Figures show that Park Developments (Dublin) Ltd reduced its losses from €38.4m to €844,300 after revenues across Ireland and the UK increased by 26% from €68.6m to €86.7m in the 12 months to the end of December last.
The chief factor behind the hefty loss in 2011 was a combined €30.6m write-down made up of €25.7m written down against stocks and work in progress and a €4.9m write-down in development land.
Last year, the firm recorded a write-down of €9.3m in investments and a €1m write-down in land. The figures show that the firm — that has had its loans transferred to Nama — paid a dividend of €278,795 last year to its immediate parent company.
The filings show that the firm’s Irish-based business rebounded last year after the 2011 accounts showed that a majority of the company’s work took place in the UK — accounting for 53% of revenues that year.
The figures for 2012 show the firm’s Irish business doubled with revenues increasing from €32m to €64.4m as its UK business fell by 38% from €36m to €22m.
The filings show that the business didn’t engage in any property development last year after generating €900,000 under that heading in 2011. The figures show that the largest proportion of the firm’s revenues last year related to ‘residential contracting’ increasing from €22.6m to €47.6m with commercial sales also a factor in the business’s improved performance — more than doubling from €6.1m to €14.65m.
Park Developments, best known as the company behind the Park commercial development in Carrickmines, Dublin, had shareholder funds last year of €60.87m, with €52.8m in accumulated profits.
The company owed €369.8m to its parent company, Gansu and connected firms, while at year end, the firm was owed €373.7m by group companies.
In a note attached to the accounts, it states that the directors of the Gansu Group have agreed funding arrangements with a Nama group entity, which is subject to certain terms and conditions.
The note adds: “The group continues to manage its business and pay its liabilities as they fall due, including the servicing of interest on all of the group external bank facilities.
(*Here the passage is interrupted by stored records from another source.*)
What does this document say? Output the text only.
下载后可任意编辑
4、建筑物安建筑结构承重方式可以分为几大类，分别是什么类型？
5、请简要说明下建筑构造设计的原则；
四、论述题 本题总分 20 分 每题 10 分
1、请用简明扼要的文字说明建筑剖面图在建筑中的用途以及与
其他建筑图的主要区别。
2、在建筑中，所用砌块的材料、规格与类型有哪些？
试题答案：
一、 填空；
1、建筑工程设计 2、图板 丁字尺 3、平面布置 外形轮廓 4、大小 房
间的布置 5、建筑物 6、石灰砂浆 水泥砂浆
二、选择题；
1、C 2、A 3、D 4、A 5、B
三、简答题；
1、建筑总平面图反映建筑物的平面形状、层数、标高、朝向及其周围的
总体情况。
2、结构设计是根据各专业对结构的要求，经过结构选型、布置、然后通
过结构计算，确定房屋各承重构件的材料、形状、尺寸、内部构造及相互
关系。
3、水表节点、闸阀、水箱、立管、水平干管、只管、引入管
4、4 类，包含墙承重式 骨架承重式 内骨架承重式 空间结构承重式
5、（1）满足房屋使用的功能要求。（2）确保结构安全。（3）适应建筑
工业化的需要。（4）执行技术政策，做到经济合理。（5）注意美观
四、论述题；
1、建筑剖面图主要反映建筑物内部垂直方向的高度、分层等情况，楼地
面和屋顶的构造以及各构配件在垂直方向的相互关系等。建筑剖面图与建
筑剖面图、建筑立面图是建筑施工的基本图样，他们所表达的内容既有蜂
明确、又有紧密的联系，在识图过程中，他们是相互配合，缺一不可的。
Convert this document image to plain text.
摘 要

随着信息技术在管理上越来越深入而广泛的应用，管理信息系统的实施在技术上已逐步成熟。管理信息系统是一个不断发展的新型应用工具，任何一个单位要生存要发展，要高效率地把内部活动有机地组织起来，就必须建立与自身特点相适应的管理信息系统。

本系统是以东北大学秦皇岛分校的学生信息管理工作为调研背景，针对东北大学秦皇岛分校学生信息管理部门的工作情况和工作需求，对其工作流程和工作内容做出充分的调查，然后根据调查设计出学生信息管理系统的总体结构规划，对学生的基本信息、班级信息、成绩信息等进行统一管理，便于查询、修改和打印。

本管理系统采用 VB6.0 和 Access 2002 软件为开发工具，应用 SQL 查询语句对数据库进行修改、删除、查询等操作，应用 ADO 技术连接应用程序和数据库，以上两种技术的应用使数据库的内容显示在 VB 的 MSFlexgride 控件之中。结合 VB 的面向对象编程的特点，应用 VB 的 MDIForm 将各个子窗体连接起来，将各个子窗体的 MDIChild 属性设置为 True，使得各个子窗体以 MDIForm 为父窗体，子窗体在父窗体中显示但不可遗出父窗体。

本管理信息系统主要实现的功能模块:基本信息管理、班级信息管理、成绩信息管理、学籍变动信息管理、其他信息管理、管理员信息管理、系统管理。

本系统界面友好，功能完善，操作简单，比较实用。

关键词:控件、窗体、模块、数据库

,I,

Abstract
The cash-flow presumptions, which include a number of assumptions in relation to trading performance and revenue show that the group will be able to continue to discharge all liabilities as they fall due.”
The note states that the group’s loan facilities are secured against group assets through a facility dated through to Mar 28, 2018.
The firm’s directors’ report states that Gansu’s business plan has been approved by Nama. Source: The Irish Examiner.